Elle glissa sa main dans la sienne et leurs doigts s'entrecroisèrent.

—Et qu'est-ce que tu en penses ? l'interrogea-t-elle en continuant de fixer le vague en face d'elle.

—Que je n'ai pas besoin de m'inquiéter de ce que je vais manger cette nuit.

Stella ne put s'empêcher de pouffer.

—Ne dis pas n'importe quoi. Je vais accepter.

Les doigts de Nox se resserrèrent brusquement sur les siens jusqu'à lui en faire mal mais elle ne dit rien.

—Quoi ? s'exclama-t-il. Est-ce que c'est à cause de Latro ? Je peux m'occuper de lui aussi, si c'est ça le problème.

—Ce n'est pas ça, répondit Stella d'un ton un peu irrité.
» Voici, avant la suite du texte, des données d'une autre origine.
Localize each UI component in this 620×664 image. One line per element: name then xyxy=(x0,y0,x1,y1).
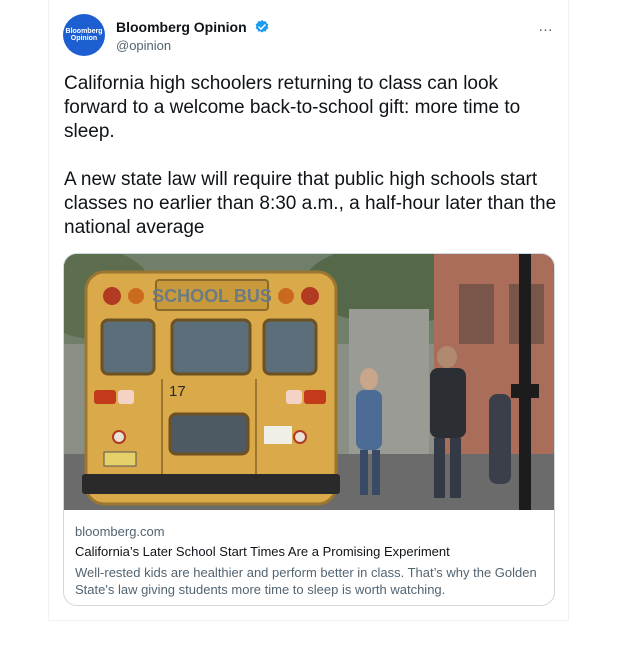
bus-sign: SCHOOL BUS xyxy=(152,286,272,306)
link-preview-card[interactable]: SCHOOL BUS 17 bloomberg.com California’s… xyxy=(63,253,555,606)
more-options-icon[interactable]: … xyxy=(538,18,554,35)
tweet-text: California high schoolers returning to c… xyxy=(64,72,560,264)
tweet-paragraph-1: California high schoolers returning to c… xyxy=(64,73,521,142)
avatar-text-line1: Bloomberg xyxy=(65,28,103,35)
author-name[interactable]: Bloomberg Opinion xyxy=(116,19,247,35)
link-domain: bloomberg.com xyxy=(75,524,165,539)
bus-number: 17 xyxy=(169,383,186,400)
avatar[interactable]: Bloomberg Opinion xyxy=(63,14,105,56)
tweet-paragraph-2: A new state law will require that public… xyxy=(64,169,557,238)
author-name-row[interactable]: Bloomberg Opinion xyxy=(116,19,270,38)
article-photo: SCHOOL BUS 17 xyxy=(64,254,554,510)
author-handle[interactable]: @opinion xyxy=(116,38,171,53)
avatar-text-line2: Opinion xyxy=(70,35,98,42)
link-meta: bloomberg.com California’s Later School … xyxy=(75,524,545,598)
verified-badge-icon xyxy=(254,19,270,38)
link-title[interactable]: California’s Later School Start Times Ar… xyxy=(75,544,545,559)
link-description: Well-rested kids are healthier and perfo… xyxy=(75,565,537,597)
Qu'est-ce que tu crois, que j'ai peur de lui ?

—Oh, je ne crois pas que tu as peur de lui, Stella, je sais que tu as peur de lui. Tu transpires la peur dès que tu entends son nom et je peux le sentir. Alors n'essaie même pas de jouer à ça avec moi.

—Très bien. J'ai peur de lui. Et Jacob peut croire que j'accepte de sortir avec lui à cause de ça si ça lui chante, mais ce ne sera pas le cas.

—Alors pourquoi ?

Stella tourna la tête vers Nox et remonta un peu sa capuche pour pouvoir le regarder dans les yeux.

—Parce que là où l'on a des questions, Jacob a des réponses.

Nox desserra un peu la pression de ses doigts sur les siens.

—Je n'aime pas ça, dit-il simplement.



Quand elle rentra chez elle, Stella trouva son père en train de faire les cent pas dans le salon, l'air irrité.

—Qu'est-ce qui se passe ? demanda-t-elle.

Tego sursauta, comme s'il venait soudain de réaliser sa présence. Il sembla hésiter un instant avant de lui dire ce qui le tracassait.

—J'ai reçu un courrier du ministère de l'éducation, expliqua-t-il en avalant difficilement sa salive. Ils refusent que tu finisses tes études à la maison.

—Je sais, bougonna Stella en fixant ses chaussures. Je viens d'avoir une discussion... intéressante avec Jacob. Je pense que Latro me laissera tranquille tant que Jacob est dans les parages.

Tego plissa les yeux jusqu'à ce qu'ils ne soient plus que deux fentes.

—Je croyais que tu ne voulais plus jamais le revoir ?

—J'ai changé d'avis. Je crois... je crois que j'ai beaucoup à apprendre de cette relation.

Elle sourit faiblement à son père et alla se réfugier dans sa chambre.